Sekarang mari kita penggal komponen kalimat tersebut.
Rusdi = Subyek
harus rela kehilangan = Predikat
dompet = Obyek I
uang = Obyek II
serta ponsel = Obyek III.


Kalimat ini adalah kalimat majemuk setara dengan tiga obyek. Karena subyek dan predikatnya sama, maka kedua komponen tersebut melebur dan menyisakan tiga obyek di belakang yang harus dipisahkan dengan tanda baca koma (","). Kata sambung "serta" hanya digunakan untuk menandakan bahwa kalimat telah mencapai obyek terakhir dan tidak membuat tanda koma sebelum kata "serta" menjadi hilang. Maka penulisan yang benar adalah:
Rusdi harus rela kehilangan dompet, uang, dan ponsel.
Pemakaian tanda koma ini penting untuk menghindari struktur kalimat aneh apabila obyek kalimatnya adalah pasangan. Contoh kalimat nyeleneh yang saya maksud adalah sebagai berikut:
Pesta ini dihadiri oleh pasangan Tarzan dan Jane, Windu dan Devina serta Johan dan Erni.
Kalimat tersebut menjadi berantakan di bagian akhir karena ada banyak kata sambung yang tidak jelas pemenggalannya.

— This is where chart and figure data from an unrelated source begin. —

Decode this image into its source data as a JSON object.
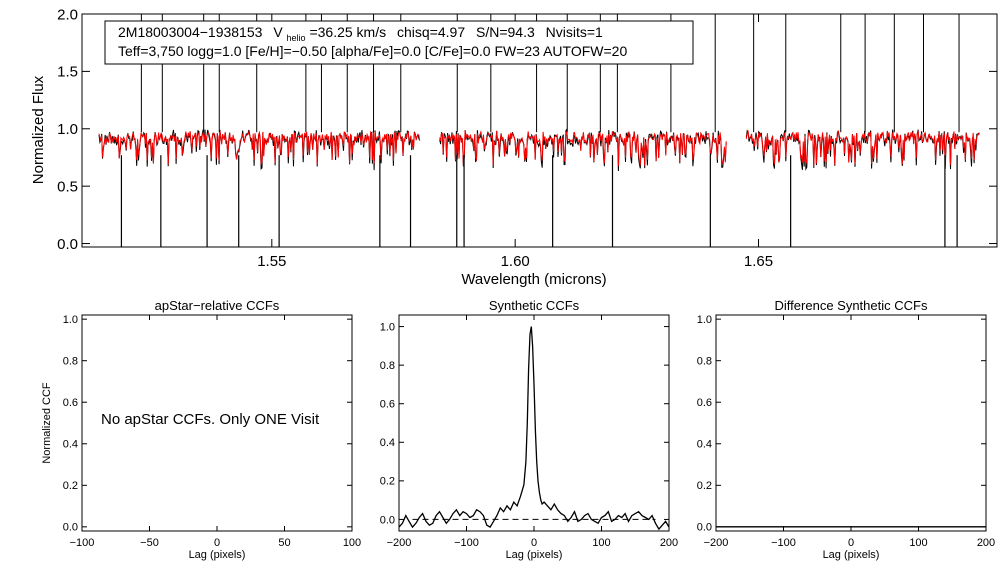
{
  "figure": {
    "colors": {
      "observed": "#000000",
      "model": "#ff0000",
      "axes": "#000000"
    }
  },
  "chart_data": [
    {
      "type": "line",
      "panel": "spectrum",
      "title": "",
      "xlabel": "Wavelength (microns)",
      "ylabel": "Normalized Flux",
      "xlim": [
        1.511,
        1.699
      ],
      "ylim": [
        -0.03,
        2.0
      ],
      "xticks": [
        1.55,
        1.6,
        1.65
      ],
      "xtick_labels": [
        "1.55",
        "1.60",
        "1.65"
      ],
      "yticks": [
        0.0,
        0.5,
        1.0,
        1.5,
        2.0
      ],
      "ytick_labels": [
        "0.0",
        "0.5",
        "1.0",
        "1.5",
        "2.0"
      ],
      "chip_ranges": [
        [
          1.5145,
          1.5805
        ],
        [
          1.5845,
          1.6435
        ],
        [
          1.6475,
          1.6955
        ]
      ],
      "continuum_level": 0.97,
      "annotation": {
        "line1_star": "2M18003004−1938153",
        "line1_v": "V",
        "line1_v_sub": "helio",
        "line1_v_value": "=36.25 km/s",
        "line1_chisq": "chisq=4.97",
        "line1_sn": "S/N=94.3",
        "line1_nvisits": "Nvisits=1",
        "line2": "Teff=3,750 logg=1.0 [Fe/H]=−0.50 [alpha/Fe]=0.0 [C/Fe]=0.0 FW=23 AUTOFW=20"
      },
      "series": [
        {
          "name": "observed spectrum",
          "color": "#000000"
        },
        {
          "name": "best-fit model",
          "color": "#ff0000"
        }
      ],
      "spikes_up": [
        1.5232,
        1.5275,
        1.536,
        1.5392,
        1.5469,
        1.557,
        1.5602,
        1.5655,
        1.5709,
        1.5765,
        1.5881,
        1.595,
        1.6044,
        1.6107,
        1.6175,
        1.621,
        1.632,
        1.6411,
        1.649,
        1.6556,
        1.6669,
        1.6719,
        1.6779,
        1.6839,
        1.6912
      ],
      "spikes_down": [
        1.5191,
        1.5272,
        1.5367,
        1.5432,
        1.5515,
        1.5722,
        1.5785,
        1.588,
        1.5895,
        1.6077,
        1.62,
        1.6401,
        1.6566,
        1.6883,
        1.6908
      ]
    },
    {
      "type": "line",
      "panel": "apstar",
      "title": "apStar−relative CCFs",
      "xlabel": "Lag (pixels)",
      "ylabel": "Normalized CCF",
      "xlim": [
        -100,
        100
      ],
      "ylim": [
        -0.02,
        1.02
      ],
      "xticks": [
        -100,
        -50,
        0,
        50,
        100
      ],
      "xtick_labels": [
        "−100",
        "−50",
        "0",
        "50",
        "100"
      ],
      "yticks": [
        0.0,
        0.2,
        0.4,
        0.6,
        0.8,
        1.0
      ],
      "ytick_labels": [
        "0.0",
        "0.2",
        "0.4",
        "0.6",
        "0.8",
        "1.0"
      ],
      "note": "No apStar CCFs.  Only ONE Visit",
      "series": []
    },
    {
      "type": "line",
      "panel": "synthetic",
      "title": "Synthetic CCFs",
      "xlabel": "Lag (pixels)",
      "ylabel": "",
      "xlim": [
        -200,
        200
      ],
      "ylim": [
        -0.06,
        1.06
      ],
      "xticks": [
        -200,
        -100,
        0,
        100,
        200
      ],
      "xtick_labels": [
        "−200",
        "−100",
        "0",
        "100",
        "200"
      ],
      "yticks": [
        0.0,
        0.2,
        0.4,
        0.6,
        0.8,
        1.0
      ],
      "ytick_labels": [
        "0.0",
        "0.2",
        "0.4",
        "0.6",
        "0.8",
        "1.0"
      ],
      "zero_line": 0.0,
      "series": [
        {
          "name": "synthetic CCF",
          "x": [
            -200,
            -195,
            -190,
            -185,
            -180,
            -175,
            -170,
            -165,
            -160,
            -155,
            -150,
            -145,
            -140,
            -135,
            -130,
            -125,
            -120,
            -115,
            -110,
            -105,
            -100,
            -95,
            -90,
            -85,
            -80,
            -75,
            -70,
            -65,
            -60,
            -55,
            -50,
            -45,
            -40,
            -35,
            -30,
            -25,
            -20,
            -15,
            -12,
            -10,
            -8,
            -6,
            -4,
            -2,
            0,
            2,
            4,
            6,
            8,
            10,
            12,
            15,
            20,
            25,
            30,
            35,
            40,
            45,
            50,
            55,
            60,
            65,
            70,
            75,
            80,
            85,
            90,
            95,
            100,
            105,
            110,
            115,
            120,
            125,
            130,
            135,
            140,
            145,
            150,
            155,
            160,
            165,
            170,
            175,
            180,
            185,
            190,
            195,
            200
          ],
          "y": [
            -0.04,
            -0.02,
            0.02,
            -0.01,
            -0.04,
            -0.02,
            0.01,
            0.03,
            -0.01,
            -0.03,
            -0.02,
            0.02,
            0.04,
            0.01,
            -0.02,
            0.0,
            0.03,
            0.05,
            0.02,
            0.04,
            0.03,
            0.01,
            0.02,
            0.05,
            0.04,
            0.02,
            -0.03,
            -0.04,
            -0.01,
            0.02,
            0.06,
            0.04,
            0.07,
            0.05,
            0.09,
            0.07,
            0.12,
            0.18,
            0.3,
            0.5,
            0.78,
            0.96,
            1.0,
            0.9,
            0.7,
            0.46,
            0.3,
            0.2,
            0.14,
            0.1,
            0.08,
            0.09,
            0.07,
            0.05,
            0.08,
            0.05,
            0.03,
            0.02,
            -0.01,
            0.01,
            0.04,
            -0.01,
            0.0,
            0.02,
            0.03,
            0.0,
            -0.01,
            -0.02,
            0.01,
            0.02,
            0.04,
            -0.01,
            0.0,
            0.02,
            0.01,
            0.03,
            -0.01,
            0.02,
            0.03,
            0.04,
            0.02,
            0.01,
            0.0,
            0.02,
            -0.02,
            -0.05,
            -0.03,
            -0.01,
            -0.04
          ]
        }
      ]
    },
    {
      "type": "line",
      "panel": "difference",
      "title": "Difference Synthetic CCFs",
      "xlabel": "Lag (pixels)",
      "ylabel": "",
      "xlim": [
        -200,
        200
      ],
      "ylim": [
        -0.02,
        1.02
      ],
      "xticks": [
        -200,
        -100,
        0,
        100,
        200
      ],
      "xtick_labels": [
        "−200",
        "−100",
        "0",
        "100",
        "200"
      ],
      "yticks": [
        0.0,
        0.2,
        0.4,
        0.6,
        0.8,
        1.0
      ],
      "ytick_labels": [
        "0.0",
        "0.2",
        "0.4",
        "0.6",
        "0.8",
        "1.0"
      ],
      "series": [
        {
          "name": "difference CCF",
          "x": [
            -200,
            200
          ],
          "y": [
            0.0,
            0.0
          ]
        }
      ]
    }
  ]
}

Kata sambung "serta" tidak dapat menggantikan tanda baca koma (",") untuk memisahkan antara masing-masing komponen kalimat. Tanda koma (",") penting untuk memisahkan antar pasangan. 
Pesta ini dihadiri oleh pasangan Tarzan dan Jane, Windu dan Devina, serta Johan dan Erni.

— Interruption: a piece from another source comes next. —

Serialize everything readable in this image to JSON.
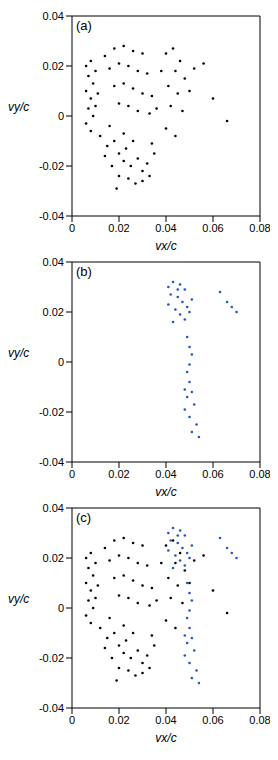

Kejanggalan dalam bahasa Indonesia


Meskipun secara struktur kalimat sudah baik, namun bahasa Indonesia masih banyak memiliki kejanggalan yang lazim kita temui dalam percakapan sehari-hari. 
Siapa nama kamu?
Berapa nomor telepon kamu?
Dua kalimat di atas adalah salah satu contoh kalimat yang sebenarnya janggal namun lazim diucapkan. Kalimat pertama menggunakan kata tanya "siapa" untuk menanyakan nama. Sebenarnya lebih tepat menggunakan kata "apa", karena nama adalah benda, bukan orang. Jika ingin menggunakan kata tanya "siapa" maka kalimatnya cukup menjadi:
Siapa Kamu?
 atau
Apa Nama Kamu
Kalimat kedua juga janggal karena menggunakan kata tanya "berapa" untuk menanyakan nomor telepon. Sebenarnya tidak salah jika kemudian dijawab dengan jumlah nomor telepon yang dimiliki, seperti: 
Saya punya 2 buah nomor telepon.
Namun tentu bukan itu yang dimaksud dengan pertanyaan di atas. Fungsi kata tanya "berapa" digunakan untuk menanyakan jumlah. Sedangkan nomor telepon yang dimaksud adalah sebagai sebuah identitas, bukan sebagai jumlah. Maka kalimat yang lebih tepat adalah:
Apa nomor telepon kamu?
Merasa aneh? Mari kita bandingkan padanan dua kalimat tersebut di atas dengan bahasa Inggris. Kejanggalan dua kalimat tersebut tidak ditemukan di bahasa Inggris. 
What is your name?
What is your number?
Dalam bahasa inggris, kata tanya yang digunakan adalah "what" bukan "who" atau "how much". Dalam hal ini, bahasa Indonesia memang ketinggalan. Perlu ada evaluasi dari ahli bahasa untuk mengubah kebiasaan yang sebenarnya salah ini. Namun evaluasi saja hanyalah hal yang sepele. Permasalahan yang kemudian akan terbuka adalah bagaimana mempromosikan penggunaan kata yang benar ini.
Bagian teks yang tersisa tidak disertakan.